Means looked at them, all the shrewd humor faded out of his face. “I've got something to tell both of you,” he said, gravely; “and, Eben, while I think of it, I have a letter that he wanted given to your daughter. Remind me to hand it over to you to take to her when you go home to-night. I've got something to tell you; the time has come; he said it would. I didn't half believe it, God forgive me. I tell you, I've got a keen scent for the bad in human nature, but he had a keen one for the good. He'd have made a sharp counsel on the right side. After he got his money, he used to talk day and night about the poverty of this town. He had a great heart. He—wanted and intended that twenty-five thousand dollars to go just the way it is going.” The lawyer, with every word, shook his skinny right hand before the others' faces; he paused a second and looked at them with solemn impressiveness; then he continued: “He wanted to give that twenty-five thousand dollars, in equal parts, to the poor of this town, as indicated in that instrument which I drew up at Robinson's for Prescott and Basset, but instead of giving it himself he left it to Jerome Edwards to give. He said that it would amount to the same thing, and I tried to argue him out of it. I did not believe any man could stand the temptation of a fortune between his fingers, but he said Jerome Edwards could and would, and the money was as sure to go as he intended it to as if he doled it out himself in dollars and cents, and he was right. God bless him! And—that twenty-five thousand dollars is going just the way he meant it to go.”
Chapter XXXIX
The next day Jerome went again to Lawyer Means's. It was near noon when he returned; he met many people on the road, and they all looked at him strangely. Men stood in knots, and the hum of their conversation died low when he drew near. They nodded to him with curious respect and formality; after he had passed, the rumble of voices began anew. One woman, whom he met just before he turned the corner of his own road, stopped and held out a slender, trembling hand.

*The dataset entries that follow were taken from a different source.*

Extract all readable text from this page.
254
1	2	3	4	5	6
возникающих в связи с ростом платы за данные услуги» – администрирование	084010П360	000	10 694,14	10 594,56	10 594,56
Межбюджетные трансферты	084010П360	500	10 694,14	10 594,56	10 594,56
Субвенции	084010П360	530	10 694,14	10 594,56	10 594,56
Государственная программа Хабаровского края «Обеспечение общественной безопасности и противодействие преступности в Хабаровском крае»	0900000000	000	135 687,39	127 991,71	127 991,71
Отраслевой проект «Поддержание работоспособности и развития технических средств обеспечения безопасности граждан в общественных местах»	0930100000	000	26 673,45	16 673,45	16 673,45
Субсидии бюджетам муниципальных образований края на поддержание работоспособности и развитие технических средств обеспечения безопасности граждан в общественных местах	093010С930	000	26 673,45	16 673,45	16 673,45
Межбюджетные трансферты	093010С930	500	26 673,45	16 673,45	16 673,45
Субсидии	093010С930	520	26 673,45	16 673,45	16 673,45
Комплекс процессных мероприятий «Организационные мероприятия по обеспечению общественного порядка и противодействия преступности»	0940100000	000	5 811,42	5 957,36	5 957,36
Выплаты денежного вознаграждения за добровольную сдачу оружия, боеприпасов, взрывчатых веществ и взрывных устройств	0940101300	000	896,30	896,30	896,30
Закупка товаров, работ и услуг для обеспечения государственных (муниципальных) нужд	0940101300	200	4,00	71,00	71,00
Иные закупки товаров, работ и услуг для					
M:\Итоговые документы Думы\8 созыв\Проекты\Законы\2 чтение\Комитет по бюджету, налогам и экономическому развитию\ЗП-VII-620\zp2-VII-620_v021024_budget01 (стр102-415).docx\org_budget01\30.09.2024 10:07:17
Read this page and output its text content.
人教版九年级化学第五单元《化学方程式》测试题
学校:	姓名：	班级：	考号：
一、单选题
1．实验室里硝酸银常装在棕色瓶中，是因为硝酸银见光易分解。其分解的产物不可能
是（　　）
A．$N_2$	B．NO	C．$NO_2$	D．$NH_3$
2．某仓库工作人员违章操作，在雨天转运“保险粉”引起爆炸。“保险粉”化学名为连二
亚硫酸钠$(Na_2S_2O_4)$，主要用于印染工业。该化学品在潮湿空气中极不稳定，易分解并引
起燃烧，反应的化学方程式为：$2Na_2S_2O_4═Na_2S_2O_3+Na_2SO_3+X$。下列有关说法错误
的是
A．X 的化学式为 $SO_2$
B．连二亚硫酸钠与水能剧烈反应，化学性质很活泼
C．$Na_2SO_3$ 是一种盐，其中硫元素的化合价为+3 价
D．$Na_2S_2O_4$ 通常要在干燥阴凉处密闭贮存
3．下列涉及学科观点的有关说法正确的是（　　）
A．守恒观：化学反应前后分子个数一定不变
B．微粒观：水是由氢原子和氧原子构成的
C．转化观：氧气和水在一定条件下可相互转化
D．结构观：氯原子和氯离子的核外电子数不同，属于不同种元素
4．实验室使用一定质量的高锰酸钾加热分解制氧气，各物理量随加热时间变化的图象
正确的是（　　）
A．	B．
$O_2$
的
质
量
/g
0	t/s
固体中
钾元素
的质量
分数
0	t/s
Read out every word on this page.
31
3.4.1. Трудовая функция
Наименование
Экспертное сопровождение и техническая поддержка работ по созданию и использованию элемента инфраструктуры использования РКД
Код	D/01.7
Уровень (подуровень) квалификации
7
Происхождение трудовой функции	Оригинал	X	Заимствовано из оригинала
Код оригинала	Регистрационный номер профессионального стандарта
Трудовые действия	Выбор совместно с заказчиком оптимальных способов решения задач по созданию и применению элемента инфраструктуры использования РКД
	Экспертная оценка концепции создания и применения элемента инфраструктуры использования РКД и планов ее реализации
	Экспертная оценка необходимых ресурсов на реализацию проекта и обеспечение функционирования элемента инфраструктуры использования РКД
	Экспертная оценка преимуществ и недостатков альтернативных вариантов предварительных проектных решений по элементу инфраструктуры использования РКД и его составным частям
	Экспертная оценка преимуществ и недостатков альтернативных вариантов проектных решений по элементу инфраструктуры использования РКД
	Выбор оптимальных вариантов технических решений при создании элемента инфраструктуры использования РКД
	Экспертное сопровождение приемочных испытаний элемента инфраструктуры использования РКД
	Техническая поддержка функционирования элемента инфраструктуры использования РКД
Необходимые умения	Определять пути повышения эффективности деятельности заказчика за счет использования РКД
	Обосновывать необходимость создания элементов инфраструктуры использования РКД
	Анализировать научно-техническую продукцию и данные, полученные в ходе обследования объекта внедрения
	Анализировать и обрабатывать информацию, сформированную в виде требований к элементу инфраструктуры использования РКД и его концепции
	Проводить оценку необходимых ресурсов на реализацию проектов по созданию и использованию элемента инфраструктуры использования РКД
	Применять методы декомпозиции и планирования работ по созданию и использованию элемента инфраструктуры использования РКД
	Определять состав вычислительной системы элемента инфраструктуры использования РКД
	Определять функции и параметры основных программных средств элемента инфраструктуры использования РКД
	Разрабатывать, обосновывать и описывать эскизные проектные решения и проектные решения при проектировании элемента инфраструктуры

“I want to shake hands with you, J'rome,” she said, in a sweet, hysterical voice. Then she raised to his a worn face, with the piteous downward lines of old tears at mouth and eyes, and a rasped red, as of tears and frost, on thin cheeks. “That money is goin' to save my little home for me; I didn't know but I'd got to go on the town. God bless you, J'rome,” she whispered, quaveringly.
“The Colonel's the one to be thanked,” Jerome said.
“I come under that agreement, don't I?” she asked, anxiously. “They told me that lone women without anybody to support 'em came under it.”
“Yes, you do, Miss Patch.”
“Oh, God bless you, God bless you, J'rome Edwards!” she cried, with a fervor strange upon a New England tongue.
“Colonel Lamson is the one to have the thanks and the credit,” Jerome repeated, pushing gently past her. His face was hot. He wondered, as he approached his house, if his own family had heard the news. As soon as he opened the door he saw that they had. Elmira did not lift a white, dumbly accusing face from her work; his father looked at him with curious, open-mouthed wonder; his mother spoke.